札幌市在住のAさんは、網膜色素変性症により障害厚生年金2級の認定を受けられました。遡及請求5年が認められ、年間約200万円、遡及分約1,100万円という大きな経済的支援を得ることができた事例です。
Aさんが最初に眼科を受診されたのは、今から約17年前のことでした。当時、2年ほど前から車の運転時にトンネルや夜間など暗い場所で見えづらさを感じていました。また、日常生活においても道でつまづいたり、人にぶつかったりすることが多くなっていたといいます。受診の結果、網膜色素変性症と診断され、その後は経過観察を続ける形となりました。
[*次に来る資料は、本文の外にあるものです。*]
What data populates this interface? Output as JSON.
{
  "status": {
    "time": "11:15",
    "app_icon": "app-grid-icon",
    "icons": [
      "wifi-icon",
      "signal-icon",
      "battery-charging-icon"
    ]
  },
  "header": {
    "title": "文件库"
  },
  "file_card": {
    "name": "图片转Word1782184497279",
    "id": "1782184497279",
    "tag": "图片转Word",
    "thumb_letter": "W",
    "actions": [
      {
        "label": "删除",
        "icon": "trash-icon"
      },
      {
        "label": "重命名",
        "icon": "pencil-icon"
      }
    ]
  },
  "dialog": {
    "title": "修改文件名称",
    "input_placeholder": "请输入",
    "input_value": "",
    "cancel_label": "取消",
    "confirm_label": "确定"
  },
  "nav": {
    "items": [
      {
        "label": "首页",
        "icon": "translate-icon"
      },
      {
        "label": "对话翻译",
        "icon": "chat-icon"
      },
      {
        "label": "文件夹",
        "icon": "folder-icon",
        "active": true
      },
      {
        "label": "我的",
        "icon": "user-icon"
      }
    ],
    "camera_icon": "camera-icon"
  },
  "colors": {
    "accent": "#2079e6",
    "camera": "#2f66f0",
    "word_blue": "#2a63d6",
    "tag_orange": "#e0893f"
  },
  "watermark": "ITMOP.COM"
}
その後、通院されている病院の勧めで、最近になって身体障害者手帳2級を取得されました。その際、病院から障害年金についての情報を得られ、札幌障害年金相談センターに相談に来られたのです。Aさんは、そもそも自分が障害年金の受給資格があるとは思っていなかったため、請求できるのかどうか不安を抱えながらのご相談でした。
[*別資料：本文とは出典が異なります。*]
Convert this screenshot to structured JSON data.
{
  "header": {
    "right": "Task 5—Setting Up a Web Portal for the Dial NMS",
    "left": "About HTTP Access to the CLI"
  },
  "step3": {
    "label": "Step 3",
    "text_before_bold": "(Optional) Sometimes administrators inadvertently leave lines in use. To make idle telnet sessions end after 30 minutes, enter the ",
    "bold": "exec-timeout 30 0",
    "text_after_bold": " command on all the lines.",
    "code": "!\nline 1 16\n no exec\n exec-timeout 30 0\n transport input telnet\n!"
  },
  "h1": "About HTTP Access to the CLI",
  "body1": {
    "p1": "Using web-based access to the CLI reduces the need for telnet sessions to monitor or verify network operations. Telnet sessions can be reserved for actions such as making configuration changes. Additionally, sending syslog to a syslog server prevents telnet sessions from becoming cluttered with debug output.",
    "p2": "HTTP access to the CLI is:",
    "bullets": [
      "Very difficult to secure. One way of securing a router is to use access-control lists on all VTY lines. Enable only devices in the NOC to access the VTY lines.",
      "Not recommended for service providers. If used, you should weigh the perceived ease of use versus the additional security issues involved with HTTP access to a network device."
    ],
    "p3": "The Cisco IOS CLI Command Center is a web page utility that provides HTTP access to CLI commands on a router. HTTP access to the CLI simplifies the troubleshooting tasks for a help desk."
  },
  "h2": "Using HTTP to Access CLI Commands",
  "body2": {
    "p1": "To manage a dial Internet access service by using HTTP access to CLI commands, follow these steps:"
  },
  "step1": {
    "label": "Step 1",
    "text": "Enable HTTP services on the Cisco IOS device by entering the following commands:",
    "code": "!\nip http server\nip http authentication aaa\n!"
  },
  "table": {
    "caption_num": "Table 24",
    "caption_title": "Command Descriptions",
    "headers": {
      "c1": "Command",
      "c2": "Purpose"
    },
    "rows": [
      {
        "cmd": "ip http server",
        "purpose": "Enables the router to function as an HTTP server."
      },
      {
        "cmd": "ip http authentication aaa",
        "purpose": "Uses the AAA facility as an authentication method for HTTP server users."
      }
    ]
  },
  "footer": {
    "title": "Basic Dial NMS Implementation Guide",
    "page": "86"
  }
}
請求手続きにあたっては、初診の病院ではすでにカルテが残っていないという問題がありました。しかし、2つ目の病院が現在も通院されている病院でしたので、受診状況等証明書、障害認定日の診断書、現在の診断書といった必要書類をスムーズに依頼することができました。札幌障害年金相談センターのサポートのもと、障害厚生年金の請求手続きを進めた結果、請求から決定までわずか58日間という短期間で、無事に障害厚生年金2級、遡及5年分の認定を受けることができました。
認定後、Aさんから札幌障害年金相談センターにお礼のメールが届きました。「そもそも障害年金自体も説明いただくまでは受給資格があるとは思っていなかったので、想定外続きです。人生の中で、最も予想外の結果だったかもしれません。視野障害自体はこれからますます厳しい状況になっていくのでしょうが、おかげさまでいろいろな備えをしていくことができるような気がします。ありがとうございました」という感謝の言葉をいただきました。
網膜色素変性症は進行性の疾患ですが、障害年金という経済的支援により、Aさんは今後の生活に向けた様々な備えができるようになりました。札幌障害年金相談センターでは、このような眼の疾患による障害年金請求のサポートも行っています。